Problem statement, sample I/O, and key reasoning.

Return an array `ans` of length `n+1` where `ans[i]` is the number of 1s in the binary representation of `i`. Solve it in O(n) time and O(n) output space (O(1) extra).

Sample I/O

Input:  n = 2
Output: [0,1,1]

Input:  n = 5
Output: [0,1,1,2,1,2]

Intuition

How to Think About It

Intuition

Right-shifting `i` by 1 gives `i/2`, whose bit count is already computed.
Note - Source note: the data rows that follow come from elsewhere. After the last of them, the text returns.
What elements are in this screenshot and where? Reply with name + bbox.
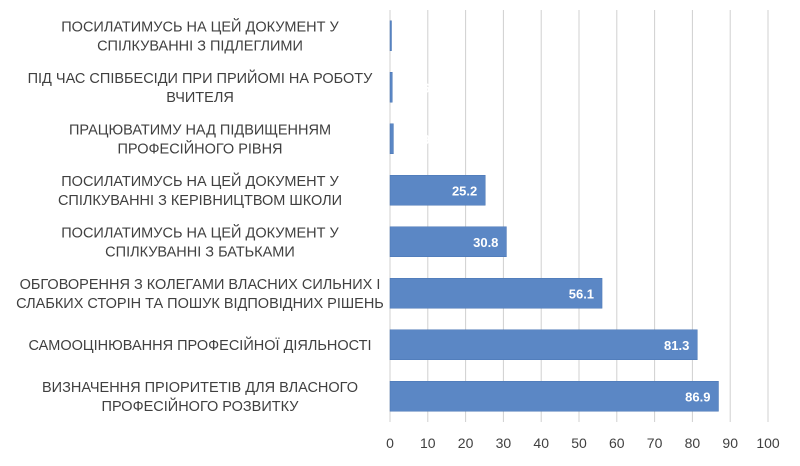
data-label: 0.6 (412, 80, 430, 95)
category-label: ПОСИЛАТИМУСЬ НА ЦЕЙ ДОКУМЕНТ У СПІЛКУВАНН… (61, 17, 339, 54)
bar (389, 175, 486, 206)
x-tick-label: 0 (386, 435, 394, 451)
x-tick-label: 80 (685, 435, 701, 451)
bar (389, 381, 719, 412)
x-tick-label: 100 (756, 435, 780, 451)
x-tick-label: 90 (722, 435, 738, 451)
category-label: ОБГОВОРЕННЯ З КОЛЕГАМИ ВЛАСНИХ СИЛЬНИХ І… (16, 277, 384, 312)
x-tick-label: 20 (458, 435, 474, 451)
x-tick-label: 70 (647, 435, 663, 451)
bar (389, 72, 393, 103)
data-label: 56.1 (569, 286, 594, 301)
x-tick-label: 10 (420, 435, 436, 451)
category-label: ВИЗНАЧЕННЯ ПРІОРИТЕТІВ ДЛЯ ВЛАСНОГО ПРОФЕ… (42, 380, 358, 415)
category-label: ПОСИЛАТИМУСЬ НА ЦЕЙ ДОКУМЕНТ У СПІЛКУВАНН… (58, 172, 342, 209)
x-tick-label: 60 (609, 435, 625, 451)
x-axis-tick-labels: 0 10 20 30 40 50 60 70 80 90 100 (386, 435, 780, 451)
data-label: 0.9 (412, 132, 430, 147)
gridlines (389, 10, 769, 422)
category-label: ПРАЦЮВАТИМУ НАД ПІДВИЩЕННЯМ ПРОФЕСІЙНОГО … (69, 122, 331, 157)
category-labels: ПОСИЛАТИМУСЬ НА ЦЕЙ ДОКУМЕНТ У СПІЛКУВАНН… (16, 17, 384, 415)
x-tick-label: 50 (571, 435, 587, 451)
data-label: 86.9 (685, 389, 710, 404)
bar (389, 226, 507, 257)
data-label: 81.3 (664, 338, 689, 353)
bar (389, 20, 392, 51)
data-labels: 0.6 0.9 25.2 30.8 56.1 81.3 86.9 (412, 80, 711, 404)
data-label: 30.8 (473, 235, 498, 250)
category-label: ПІД ЧАС СПІВБЕСІДИ ПРИ ПРИЙОМІ НА РОБОТУ… (28, 69, 374, 106)
x-tick-label: 30 (496, 435, 512, 451)
category-label: САМООЦІНЮВАННЯ ПРОФЕСІЙНОЇ ДІЯЛЬНОСТІ (28, 336, 371, 354)
bar (389, 123, 394, 154)
bar (389, 278, 603, 309)
bars (389, 20, 719, 412)
x-tick-label: 40 (533, 435, 549, 451)
category-label: ПОСИЛАТИМУСЬ НА ЦЕЙ ДОКУМЕНТ У СПІЛКУВАНН… (61, 223, 339, 260)
bar (389, 329, 698, 360)
data-label: 25.2 (452, 183, 477, 198)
The shifted number differs from `i` only in the last bit, so `dp[i] = dp[i>>1] + (i&1)` builds the answer bottom-up without repeating work.

Core Concept

DP recurrence: `dp[0] = 0`; for `i` from 1 to n: `dp[i] = dp[i >> 1] + (i & 1)`. `i >> 1` drops the LSB (already computed); `i & 1` contributes 1 if LSB is set, 0 otherwise. Processes in ascending order so sub-problems are always already solved.

When to use

When you need popcount for a range of integers - O(n) vs O(n·32) for calling hammingWeight on each.

When NOT to use

When you only need popcount of a single integer - LC 191 is simpler. When n is very large and sparse - streaming popcount with Kernighan is more cache-friendly.

Key Insights

What to Know Cold

The recurrence leverages the fact that `i >> 1` is always < `i`, so the DP table is trivially ordered.
Alternative recurrence: `dp[i] = dp[i & (i-1)] + 1` (Kernighan-style DP - also O(n)).
Both recurrences produce the same result; the `i>>1` version is simpler to derive in an interview.
Output array doubles as the DP table - no extra space needed beyond the output.
The pattern of popcount values follows a self-similar (fractal) structure: each power-of-2 block is the previous block with all values incremented by 1.

1 example

Worked Examples

Trace dp for n=5

Build table 0..5

dp[0]=0; dp[1]=dp[0]+(1&1)=1; dp[2]=dp[1]+(2&1)=1; dp[3]=dp[1]+(3&1)=2; dp[4]=dp[2]+(4&1)=1; dp[5]=dp[2]+(5&1)=2

countBits(5); // [0,1,1,2,1,2]
// i=4 (100): dp[4]=dp[2]+0=1+0=1
// i=5 (101): dp[5]=dp[2]+1=1+1=2

Shows how right-shift recurrence reuses prior results - no 32-bit inner loop.